Quel est le programme du nouveau Syriza ? Faire le mieux possible avec un mauvais accord – remporter des petites victoires ici ou là, sur la corruption, l’évasion fiscale, l’efficacité administrative… L’accord les ayant privé de toute marge de manœuvre et ayant forcé le parti à revenir sur une bonne partie des lois votées depuis janvier, il ne reste plus grand chose à proposer aux électeurs, sinon que d’être meilleur que l’opposition : le slogan de Syriza pour la campagne, « Only forward », illustre bien l’absence de perspectives que le parti a pour le pays – et pour lui-même. Cela risque fort de ne pas être suffisant : alors que depuis janvier le mouvement caracolait dans les sondages avec 20 points d’avance sur la droite, il a perdu entre 10 et 20 points depuis la signature du Mémorandum, ne distance plus Nouvelle Démocratie que par 1 à 5%, et la majorité lui est hors d’atteinte. Tsipras a annoncé ne pas vouloir gouverner avec les partis de l’ancien système, mais cela peut s’interpréter de plusieurs façons : peut être compte-il relancer des élections s’il n’a pas sa majorité, ou attend-il cette occasion pour démissionner et laisser Syriza, aux mains de son aile droite, entrer en coalition avec les eurolibéraux.

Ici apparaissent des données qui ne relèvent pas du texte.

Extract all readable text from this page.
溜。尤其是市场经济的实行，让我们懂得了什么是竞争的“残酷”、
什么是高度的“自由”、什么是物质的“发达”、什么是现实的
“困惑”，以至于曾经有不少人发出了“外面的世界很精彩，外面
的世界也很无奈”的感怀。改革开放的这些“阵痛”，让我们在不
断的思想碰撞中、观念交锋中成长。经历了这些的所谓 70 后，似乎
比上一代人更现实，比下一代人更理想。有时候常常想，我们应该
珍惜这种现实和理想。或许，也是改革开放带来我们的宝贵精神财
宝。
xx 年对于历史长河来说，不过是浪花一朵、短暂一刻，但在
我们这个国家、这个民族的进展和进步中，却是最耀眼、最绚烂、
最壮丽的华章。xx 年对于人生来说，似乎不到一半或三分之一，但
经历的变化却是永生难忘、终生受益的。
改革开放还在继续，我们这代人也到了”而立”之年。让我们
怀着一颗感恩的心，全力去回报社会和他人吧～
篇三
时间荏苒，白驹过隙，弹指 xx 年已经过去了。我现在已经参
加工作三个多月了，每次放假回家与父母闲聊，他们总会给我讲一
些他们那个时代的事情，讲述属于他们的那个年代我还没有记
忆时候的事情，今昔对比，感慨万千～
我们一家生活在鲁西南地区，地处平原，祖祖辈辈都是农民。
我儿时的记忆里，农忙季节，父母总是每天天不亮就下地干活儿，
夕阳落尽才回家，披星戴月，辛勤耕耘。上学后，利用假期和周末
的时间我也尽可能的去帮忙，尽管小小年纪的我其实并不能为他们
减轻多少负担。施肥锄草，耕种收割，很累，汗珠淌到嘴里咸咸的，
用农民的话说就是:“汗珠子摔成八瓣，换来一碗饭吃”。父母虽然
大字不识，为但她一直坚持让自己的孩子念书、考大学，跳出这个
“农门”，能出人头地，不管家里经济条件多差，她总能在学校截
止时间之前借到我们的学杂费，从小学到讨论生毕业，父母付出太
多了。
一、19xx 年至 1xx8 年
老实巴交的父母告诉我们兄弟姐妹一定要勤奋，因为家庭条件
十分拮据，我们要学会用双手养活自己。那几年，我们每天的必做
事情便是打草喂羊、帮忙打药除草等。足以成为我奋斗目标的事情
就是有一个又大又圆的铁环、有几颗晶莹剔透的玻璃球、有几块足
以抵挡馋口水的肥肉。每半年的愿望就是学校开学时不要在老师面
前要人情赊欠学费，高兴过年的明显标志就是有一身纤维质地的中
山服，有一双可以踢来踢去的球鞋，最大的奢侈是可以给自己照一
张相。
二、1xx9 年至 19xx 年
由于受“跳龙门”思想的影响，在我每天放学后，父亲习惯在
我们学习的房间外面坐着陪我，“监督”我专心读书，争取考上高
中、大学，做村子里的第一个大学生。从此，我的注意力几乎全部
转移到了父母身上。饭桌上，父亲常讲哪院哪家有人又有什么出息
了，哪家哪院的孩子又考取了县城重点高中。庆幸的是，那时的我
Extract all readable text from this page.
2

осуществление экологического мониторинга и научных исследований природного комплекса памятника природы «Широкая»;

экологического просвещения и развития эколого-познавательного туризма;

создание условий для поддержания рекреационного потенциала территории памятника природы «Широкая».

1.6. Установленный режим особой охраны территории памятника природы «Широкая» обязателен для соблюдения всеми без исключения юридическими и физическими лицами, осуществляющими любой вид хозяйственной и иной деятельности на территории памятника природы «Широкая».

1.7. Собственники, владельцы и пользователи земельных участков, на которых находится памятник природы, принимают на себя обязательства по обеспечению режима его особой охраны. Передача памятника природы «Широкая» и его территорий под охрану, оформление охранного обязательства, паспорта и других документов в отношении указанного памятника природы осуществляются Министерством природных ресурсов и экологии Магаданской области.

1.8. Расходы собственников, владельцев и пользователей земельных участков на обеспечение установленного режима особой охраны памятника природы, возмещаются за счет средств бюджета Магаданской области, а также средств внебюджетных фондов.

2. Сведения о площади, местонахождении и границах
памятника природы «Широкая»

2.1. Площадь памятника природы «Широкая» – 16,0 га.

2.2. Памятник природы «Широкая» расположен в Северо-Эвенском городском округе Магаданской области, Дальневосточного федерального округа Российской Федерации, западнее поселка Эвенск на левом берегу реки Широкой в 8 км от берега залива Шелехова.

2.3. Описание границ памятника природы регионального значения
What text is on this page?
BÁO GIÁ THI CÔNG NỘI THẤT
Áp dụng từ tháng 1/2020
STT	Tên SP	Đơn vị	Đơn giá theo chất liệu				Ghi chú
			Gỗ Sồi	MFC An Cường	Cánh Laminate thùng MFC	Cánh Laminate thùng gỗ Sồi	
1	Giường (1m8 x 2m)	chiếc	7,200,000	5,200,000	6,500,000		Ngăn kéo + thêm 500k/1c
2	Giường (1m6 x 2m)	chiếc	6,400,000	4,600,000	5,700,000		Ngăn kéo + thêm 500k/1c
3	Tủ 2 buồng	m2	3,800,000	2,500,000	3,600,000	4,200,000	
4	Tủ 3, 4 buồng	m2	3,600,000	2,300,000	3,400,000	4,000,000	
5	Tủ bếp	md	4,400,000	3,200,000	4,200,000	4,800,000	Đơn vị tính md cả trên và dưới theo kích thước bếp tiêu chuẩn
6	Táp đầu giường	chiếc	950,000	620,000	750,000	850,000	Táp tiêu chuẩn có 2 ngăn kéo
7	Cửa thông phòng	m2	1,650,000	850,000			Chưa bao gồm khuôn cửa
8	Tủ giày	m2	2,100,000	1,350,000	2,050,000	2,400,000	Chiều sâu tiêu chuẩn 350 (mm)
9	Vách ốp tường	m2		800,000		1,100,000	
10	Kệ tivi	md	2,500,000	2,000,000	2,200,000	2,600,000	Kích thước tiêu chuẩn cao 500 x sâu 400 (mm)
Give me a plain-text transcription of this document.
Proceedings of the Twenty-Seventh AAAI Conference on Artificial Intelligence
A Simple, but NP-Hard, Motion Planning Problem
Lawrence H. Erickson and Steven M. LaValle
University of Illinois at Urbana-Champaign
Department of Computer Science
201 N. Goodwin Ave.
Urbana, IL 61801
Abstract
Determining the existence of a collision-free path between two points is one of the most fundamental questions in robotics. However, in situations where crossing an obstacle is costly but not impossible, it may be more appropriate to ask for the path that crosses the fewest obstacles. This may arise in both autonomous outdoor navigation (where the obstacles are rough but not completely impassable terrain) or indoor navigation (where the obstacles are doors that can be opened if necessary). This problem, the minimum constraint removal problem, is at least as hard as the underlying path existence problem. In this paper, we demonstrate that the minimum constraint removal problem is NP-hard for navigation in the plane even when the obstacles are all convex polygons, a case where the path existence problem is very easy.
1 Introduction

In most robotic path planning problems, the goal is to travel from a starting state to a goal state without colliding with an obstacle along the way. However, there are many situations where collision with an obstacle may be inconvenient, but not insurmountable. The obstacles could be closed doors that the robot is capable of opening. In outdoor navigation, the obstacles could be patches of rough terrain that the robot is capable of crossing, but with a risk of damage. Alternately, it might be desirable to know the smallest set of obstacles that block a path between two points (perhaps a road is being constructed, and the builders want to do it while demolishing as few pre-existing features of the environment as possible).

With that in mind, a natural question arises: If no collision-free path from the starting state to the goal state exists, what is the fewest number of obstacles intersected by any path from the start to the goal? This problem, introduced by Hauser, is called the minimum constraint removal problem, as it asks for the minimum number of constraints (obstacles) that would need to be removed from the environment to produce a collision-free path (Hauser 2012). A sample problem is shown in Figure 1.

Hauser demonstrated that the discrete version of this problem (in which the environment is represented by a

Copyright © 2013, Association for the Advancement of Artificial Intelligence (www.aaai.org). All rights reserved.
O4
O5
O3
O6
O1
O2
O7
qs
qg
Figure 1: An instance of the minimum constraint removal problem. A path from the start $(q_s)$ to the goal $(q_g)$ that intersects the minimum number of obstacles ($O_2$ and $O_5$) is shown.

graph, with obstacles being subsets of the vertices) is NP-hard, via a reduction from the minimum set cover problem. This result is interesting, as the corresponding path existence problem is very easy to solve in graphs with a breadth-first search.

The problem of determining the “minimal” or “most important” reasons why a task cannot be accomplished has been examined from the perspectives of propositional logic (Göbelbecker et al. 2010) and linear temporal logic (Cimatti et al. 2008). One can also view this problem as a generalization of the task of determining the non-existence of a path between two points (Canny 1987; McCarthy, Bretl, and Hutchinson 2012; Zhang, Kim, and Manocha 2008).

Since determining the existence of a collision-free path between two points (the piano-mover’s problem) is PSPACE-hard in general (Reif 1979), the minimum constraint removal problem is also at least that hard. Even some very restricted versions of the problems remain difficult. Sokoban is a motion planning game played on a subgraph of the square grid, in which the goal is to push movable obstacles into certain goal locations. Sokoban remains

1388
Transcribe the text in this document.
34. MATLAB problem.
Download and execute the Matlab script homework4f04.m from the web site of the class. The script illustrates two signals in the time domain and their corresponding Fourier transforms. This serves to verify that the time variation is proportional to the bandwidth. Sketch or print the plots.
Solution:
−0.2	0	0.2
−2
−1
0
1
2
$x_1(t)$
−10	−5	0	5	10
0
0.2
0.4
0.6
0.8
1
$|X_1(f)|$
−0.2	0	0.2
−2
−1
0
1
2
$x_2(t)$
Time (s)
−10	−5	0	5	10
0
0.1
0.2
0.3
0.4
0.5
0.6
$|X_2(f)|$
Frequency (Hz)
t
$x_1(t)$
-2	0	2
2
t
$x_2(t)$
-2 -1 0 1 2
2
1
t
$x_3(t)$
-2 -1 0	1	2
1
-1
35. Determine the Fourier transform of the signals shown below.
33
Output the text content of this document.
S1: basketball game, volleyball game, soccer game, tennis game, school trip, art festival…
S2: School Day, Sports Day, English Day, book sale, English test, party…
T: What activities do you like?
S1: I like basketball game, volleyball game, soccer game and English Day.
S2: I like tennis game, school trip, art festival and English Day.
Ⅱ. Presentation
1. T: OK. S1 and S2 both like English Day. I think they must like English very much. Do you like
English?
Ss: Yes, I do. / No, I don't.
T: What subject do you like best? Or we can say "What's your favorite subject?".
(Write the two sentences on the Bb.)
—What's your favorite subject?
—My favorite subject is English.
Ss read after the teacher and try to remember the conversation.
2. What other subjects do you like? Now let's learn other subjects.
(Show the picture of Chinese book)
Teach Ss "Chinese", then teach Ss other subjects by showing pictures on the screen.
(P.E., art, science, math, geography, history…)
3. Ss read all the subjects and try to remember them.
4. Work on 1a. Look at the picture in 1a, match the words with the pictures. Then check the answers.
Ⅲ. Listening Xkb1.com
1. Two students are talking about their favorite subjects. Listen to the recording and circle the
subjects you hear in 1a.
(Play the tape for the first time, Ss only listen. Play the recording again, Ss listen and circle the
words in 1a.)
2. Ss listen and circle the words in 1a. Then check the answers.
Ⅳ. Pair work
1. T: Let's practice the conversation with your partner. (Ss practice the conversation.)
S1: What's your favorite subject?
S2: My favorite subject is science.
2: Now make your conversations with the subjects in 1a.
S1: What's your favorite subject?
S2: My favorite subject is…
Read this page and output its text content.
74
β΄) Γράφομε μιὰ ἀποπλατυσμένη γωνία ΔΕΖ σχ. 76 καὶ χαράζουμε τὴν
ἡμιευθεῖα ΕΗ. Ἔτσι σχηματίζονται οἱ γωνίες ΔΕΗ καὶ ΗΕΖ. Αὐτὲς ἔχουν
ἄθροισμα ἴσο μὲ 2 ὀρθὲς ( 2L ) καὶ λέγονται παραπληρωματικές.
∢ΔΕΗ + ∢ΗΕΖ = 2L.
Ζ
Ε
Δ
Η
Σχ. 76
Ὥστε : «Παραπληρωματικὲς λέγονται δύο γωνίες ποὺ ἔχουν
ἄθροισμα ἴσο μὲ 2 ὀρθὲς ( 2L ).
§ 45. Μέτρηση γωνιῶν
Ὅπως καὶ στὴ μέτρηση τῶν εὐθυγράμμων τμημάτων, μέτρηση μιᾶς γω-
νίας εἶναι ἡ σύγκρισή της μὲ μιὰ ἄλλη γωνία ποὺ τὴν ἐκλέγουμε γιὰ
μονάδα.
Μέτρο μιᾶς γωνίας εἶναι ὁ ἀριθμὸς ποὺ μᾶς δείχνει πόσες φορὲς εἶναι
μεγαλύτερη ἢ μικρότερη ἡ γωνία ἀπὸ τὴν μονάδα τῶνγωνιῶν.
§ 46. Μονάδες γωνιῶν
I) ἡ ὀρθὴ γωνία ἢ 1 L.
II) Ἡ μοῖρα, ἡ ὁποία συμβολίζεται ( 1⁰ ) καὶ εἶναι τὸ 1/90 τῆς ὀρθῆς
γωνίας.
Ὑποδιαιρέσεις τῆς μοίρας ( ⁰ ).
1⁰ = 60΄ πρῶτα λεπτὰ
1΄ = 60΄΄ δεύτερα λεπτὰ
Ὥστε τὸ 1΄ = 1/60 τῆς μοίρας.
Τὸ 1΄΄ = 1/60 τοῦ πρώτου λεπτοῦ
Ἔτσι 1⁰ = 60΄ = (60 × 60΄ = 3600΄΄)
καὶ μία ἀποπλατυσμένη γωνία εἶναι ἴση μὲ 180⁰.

Dans tous les cas, Tsipras n’est plus guère qu’un fantôme de ce qu’il fut en janvier, physiquement épuisé et moralement abattu. Le jeune radical idéaliste qui, pendant 20 ans de sa vie, avait milité dans des organisations à la gauche de la gauche, rêvant d’un monde meilleur, manifestant contre le G8 ou les plans d’austérité, a dû abandonner ses espoirs. Croyant sincèrement qu’il suffirait d’aller voir les « partenaires européens » et de leur expliquer qu’ils se trompaient pour les faire changer d’avis, il s’est heurté à un mur, à une brutalité exceptionnelle et à une défense cynique des intérêts de chacun face à laquelle son pays était désarmé. Sans argent, les banques fermées et l’économie placée en état de siège, la Grèce ne pouvait même pas sortir de l’euro, faute d’un plan de route de retour à la drachme auquel personne dans Syriza ne semble jamais avoir voulu réfléchir. Au pied du mur, sans alternatives et sous la menace, Tsipras a finit par faire le seul choix qu’il estimait à sa disposition : capituler. Le voilà maintenant forcé de couper dans les salaires, de renvoyer du personnel et de brader les biens publics à des pays étrangers – tout ce à quoi il s’oppose depuis sa jeunesse. Depuis lors, ses anciens camarades de lutte quittent le navire en l’agonissant d’injures, son peuple le considère comme un traître, son parti se disloque sous ses yeux tandis que, convaincu que la seule option viable pour le futur est d’accepter un nouveau Mémorandum, il en est réduit à reprendre la rhétorique libérale de « There Is No Alternative » qu’il avait rejeté toute son existence. Triste fin pour celui qui fut le porte-étendard de la gauche radicale européenne.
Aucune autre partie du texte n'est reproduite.